Wednesday, June 9, 2010
by Jon Riley
As Arizona veers closer to becoming a white supremacist police state, there can be no doubt that many in the immigrant rights movement are wondering what's next. The pickets, rallies, and marches organized by the mainstream movement have failed to stop the attacks on Arizona's immigrant and Latino communities. Hundreds of thousands of immigrants and Latinos have "self-deported" from Arizona for years, and with the passage of SB 1070 many thousands more will likely follow. Even when the marches were absurdly long (often in 100+ degree weather), or the movement leadership sold out radicals and marginalized indigenous people, year after year we attended these events to show our solidarity with immigrants.
Up until the signing of the law, our primary activities had been supporting our O'odham friends in their struggles and campaigns against the border militarization and ecological destruction effecting O'odham communities.
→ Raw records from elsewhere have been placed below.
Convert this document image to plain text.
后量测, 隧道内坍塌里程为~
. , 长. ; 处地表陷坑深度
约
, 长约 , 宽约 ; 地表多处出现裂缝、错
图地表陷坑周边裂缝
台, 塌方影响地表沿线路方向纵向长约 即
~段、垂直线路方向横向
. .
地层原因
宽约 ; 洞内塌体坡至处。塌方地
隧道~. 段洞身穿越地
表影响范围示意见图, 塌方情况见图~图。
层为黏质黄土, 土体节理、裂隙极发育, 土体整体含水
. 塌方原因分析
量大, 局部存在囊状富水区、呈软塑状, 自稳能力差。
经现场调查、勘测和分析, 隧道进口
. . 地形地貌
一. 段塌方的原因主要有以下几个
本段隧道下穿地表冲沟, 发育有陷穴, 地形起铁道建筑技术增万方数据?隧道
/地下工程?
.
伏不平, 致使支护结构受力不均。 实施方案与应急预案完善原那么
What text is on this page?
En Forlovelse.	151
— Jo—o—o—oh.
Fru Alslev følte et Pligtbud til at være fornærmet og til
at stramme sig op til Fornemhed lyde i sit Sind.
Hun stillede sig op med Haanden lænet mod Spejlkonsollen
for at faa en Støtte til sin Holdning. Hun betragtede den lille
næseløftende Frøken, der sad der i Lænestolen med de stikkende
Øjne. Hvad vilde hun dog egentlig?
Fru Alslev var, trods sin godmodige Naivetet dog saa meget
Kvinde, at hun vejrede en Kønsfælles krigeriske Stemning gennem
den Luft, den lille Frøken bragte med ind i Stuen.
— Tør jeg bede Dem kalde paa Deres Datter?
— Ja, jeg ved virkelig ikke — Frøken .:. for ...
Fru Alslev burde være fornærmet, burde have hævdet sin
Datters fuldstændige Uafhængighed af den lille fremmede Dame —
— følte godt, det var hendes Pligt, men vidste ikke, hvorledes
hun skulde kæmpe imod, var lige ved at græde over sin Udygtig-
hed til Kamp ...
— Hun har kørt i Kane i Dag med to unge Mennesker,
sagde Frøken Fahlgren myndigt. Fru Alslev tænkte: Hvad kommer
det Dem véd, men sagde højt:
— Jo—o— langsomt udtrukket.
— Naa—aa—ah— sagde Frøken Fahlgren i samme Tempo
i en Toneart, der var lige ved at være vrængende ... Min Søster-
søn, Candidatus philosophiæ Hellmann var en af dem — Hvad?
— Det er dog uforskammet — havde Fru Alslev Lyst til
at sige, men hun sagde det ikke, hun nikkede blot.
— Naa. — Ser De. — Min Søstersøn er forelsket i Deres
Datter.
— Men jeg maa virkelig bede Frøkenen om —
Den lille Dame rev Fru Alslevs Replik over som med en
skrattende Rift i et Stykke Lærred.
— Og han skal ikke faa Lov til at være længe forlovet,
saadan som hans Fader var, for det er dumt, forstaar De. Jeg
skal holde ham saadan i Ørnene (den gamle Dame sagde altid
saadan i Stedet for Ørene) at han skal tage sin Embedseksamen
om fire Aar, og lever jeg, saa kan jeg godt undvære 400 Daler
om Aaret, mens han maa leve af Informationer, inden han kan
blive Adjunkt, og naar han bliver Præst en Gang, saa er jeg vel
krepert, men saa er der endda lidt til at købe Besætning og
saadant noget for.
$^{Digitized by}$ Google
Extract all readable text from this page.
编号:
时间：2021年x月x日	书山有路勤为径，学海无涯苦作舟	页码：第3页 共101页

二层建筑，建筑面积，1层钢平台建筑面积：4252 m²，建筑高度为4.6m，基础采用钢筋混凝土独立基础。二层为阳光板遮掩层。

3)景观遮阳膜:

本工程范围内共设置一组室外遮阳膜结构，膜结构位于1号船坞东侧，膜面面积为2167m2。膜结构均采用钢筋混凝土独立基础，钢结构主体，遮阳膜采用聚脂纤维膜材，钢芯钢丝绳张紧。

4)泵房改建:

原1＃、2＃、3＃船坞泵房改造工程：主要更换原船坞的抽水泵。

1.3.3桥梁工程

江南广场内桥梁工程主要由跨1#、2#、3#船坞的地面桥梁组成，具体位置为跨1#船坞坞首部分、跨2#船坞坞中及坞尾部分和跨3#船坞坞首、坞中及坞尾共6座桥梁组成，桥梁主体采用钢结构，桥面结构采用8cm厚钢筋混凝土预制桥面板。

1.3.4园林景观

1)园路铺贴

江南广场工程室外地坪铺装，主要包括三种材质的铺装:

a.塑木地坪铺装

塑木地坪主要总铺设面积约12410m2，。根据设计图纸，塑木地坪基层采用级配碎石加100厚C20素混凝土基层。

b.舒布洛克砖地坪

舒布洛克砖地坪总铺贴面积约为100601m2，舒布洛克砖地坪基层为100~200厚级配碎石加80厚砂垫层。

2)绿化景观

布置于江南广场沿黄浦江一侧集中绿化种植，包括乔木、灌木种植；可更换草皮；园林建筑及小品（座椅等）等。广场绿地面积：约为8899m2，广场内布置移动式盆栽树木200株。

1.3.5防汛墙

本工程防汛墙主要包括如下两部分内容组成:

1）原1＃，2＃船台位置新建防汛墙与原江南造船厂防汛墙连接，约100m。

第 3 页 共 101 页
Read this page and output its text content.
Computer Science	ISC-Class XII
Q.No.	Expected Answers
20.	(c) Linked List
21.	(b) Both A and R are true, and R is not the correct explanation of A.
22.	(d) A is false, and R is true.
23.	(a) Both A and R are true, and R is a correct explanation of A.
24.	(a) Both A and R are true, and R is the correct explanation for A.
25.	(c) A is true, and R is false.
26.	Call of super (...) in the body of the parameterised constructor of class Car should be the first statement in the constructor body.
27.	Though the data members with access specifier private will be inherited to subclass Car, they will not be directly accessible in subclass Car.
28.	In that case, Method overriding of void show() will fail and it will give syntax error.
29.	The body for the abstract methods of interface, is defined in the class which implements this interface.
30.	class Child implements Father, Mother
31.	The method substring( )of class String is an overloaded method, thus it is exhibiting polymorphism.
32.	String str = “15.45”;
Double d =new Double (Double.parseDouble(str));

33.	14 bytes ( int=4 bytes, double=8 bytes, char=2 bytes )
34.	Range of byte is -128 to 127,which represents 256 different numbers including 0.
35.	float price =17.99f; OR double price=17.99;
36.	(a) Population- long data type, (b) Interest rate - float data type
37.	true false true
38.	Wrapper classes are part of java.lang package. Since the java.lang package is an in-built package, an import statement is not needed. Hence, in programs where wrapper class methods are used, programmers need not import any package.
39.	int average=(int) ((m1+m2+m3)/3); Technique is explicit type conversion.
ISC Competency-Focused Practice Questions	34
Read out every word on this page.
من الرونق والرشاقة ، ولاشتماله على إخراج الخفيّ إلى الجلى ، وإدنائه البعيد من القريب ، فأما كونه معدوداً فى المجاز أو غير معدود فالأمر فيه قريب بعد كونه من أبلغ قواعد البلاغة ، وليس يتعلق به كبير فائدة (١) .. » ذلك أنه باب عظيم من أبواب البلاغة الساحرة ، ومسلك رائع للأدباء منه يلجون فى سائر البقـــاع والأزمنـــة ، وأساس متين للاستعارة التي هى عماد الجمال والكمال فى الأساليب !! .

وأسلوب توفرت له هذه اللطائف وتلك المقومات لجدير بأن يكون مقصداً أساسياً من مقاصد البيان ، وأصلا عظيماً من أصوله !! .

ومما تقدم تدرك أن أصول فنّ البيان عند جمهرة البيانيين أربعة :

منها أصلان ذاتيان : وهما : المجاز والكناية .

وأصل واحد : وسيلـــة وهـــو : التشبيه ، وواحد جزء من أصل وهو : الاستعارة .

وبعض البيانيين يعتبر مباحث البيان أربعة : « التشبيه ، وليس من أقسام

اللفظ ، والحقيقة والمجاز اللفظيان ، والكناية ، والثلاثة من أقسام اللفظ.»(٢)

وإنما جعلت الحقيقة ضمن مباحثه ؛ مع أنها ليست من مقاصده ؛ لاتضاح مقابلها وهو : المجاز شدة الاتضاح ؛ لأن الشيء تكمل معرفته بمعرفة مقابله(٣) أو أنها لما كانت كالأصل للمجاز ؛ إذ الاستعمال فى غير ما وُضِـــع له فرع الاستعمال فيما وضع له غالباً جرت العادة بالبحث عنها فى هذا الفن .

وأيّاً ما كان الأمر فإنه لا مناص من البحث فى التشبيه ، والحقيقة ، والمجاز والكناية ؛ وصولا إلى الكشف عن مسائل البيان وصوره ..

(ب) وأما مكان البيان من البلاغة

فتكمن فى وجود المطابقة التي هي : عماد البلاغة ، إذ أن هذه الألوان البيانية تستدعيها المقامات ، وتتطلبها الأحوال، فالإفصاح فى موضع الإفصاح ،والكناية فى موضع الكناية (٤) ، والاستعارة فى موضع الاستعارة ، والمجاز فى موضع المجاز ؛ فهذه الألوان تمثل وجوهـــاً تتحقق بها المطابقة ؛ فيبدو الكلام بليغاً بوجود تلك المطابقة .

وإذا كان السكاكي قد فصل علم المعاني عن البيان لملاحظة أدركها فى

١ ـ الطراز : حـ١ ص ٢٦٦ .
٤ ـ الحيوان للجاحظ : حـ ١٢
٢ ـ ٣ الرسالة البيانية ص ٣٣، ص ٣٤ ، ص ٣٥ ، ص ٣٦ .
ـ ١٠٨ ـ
Our own projects reflected our deep commitment to attacking white supremacy and the ongoing colonialism in the Southwest.
We intervened both in word and deed in many of the right libertarian/constitutionalist movements in Arizona, specifically those opposing the speed/red-light cameras and the border patrol check points. Within their agitation to the police state we saw contradictions that could challenge whiteness and create the fissures needed for white working class movements that challenge the police state and engage in projects of solidarity with communities of color.
It was after this recent May Day rally at the state capitol that some us started discussing our tasks for the coming months, and asking ourselves some important questions. The most important question was how do we go about building areas safe from SB1070 in our town, and in what ways shall we attempt this. The first and most obvious step was reaching out to like minded people, so we went back to our communities, our neighborhoods, and began working with others residents opposed to the racist and anti-immigrant social order.
In Tempe, a mixed group of politically active folks and first-timers put a week's worth of afternoons into fliering local neighborhoods. Calling for a neighborhood assembly and picnic, this flier presented a reasonable stance given the many diverse communities that would be threatened by the new law. Open to all who want to see a non-compliance/no enforcement stance from the city of Tempe, it attracted more than 40 people who shared ideas and got to know one another. Most importantly, the residents took the initiative. In a week's time there were yard signs (pictured below), a website, a neighborhood protest against SB1070, a banner and sign making party, a hot marching band for the demo, and even more fliering on a much larger scale.
Our unpermitted demonstration drew over 100 residents. Folks from the neighboring town of Guadalupe, a few hacks from the mainstream immigrant groups, students, teachers, small business owners, workers, mothers, and radical resisters showed up. We took the streets, snaked through the hood, and saw our neighbors come outside and give us a thumbs up. A handful of others came out, cursing Mexicans, immigrants, and/or the demonstration, most folks ignored them and walked on. We stopped at Mill Ave. & University -the busiest intersection in Tempe- and residents in the march spoke passionately on a megaphone, sharing their knowledge and solutions. After resting a minute we marched to the city council building where more speeches were given, the final speaker discussed how the proposed comprehensive immigration reform actually calls for the militarization of indigenous lands along the border. People in the crowd defiantly shouted back
"Mr. Obama, tear down this wall!"
"Tear down the damn fence!"
"We need open movement."
This demonstration is a first step in the campaign towards creating safe places from racist laws. We are inspired by the leadership and initiative of our neighbors as we participate in the only campaign in Maricopa County against the enforcement of SB1070 in a city organized solely by its residents. We are excited by the future possibilities for freedom in our neighborhoods across the valley.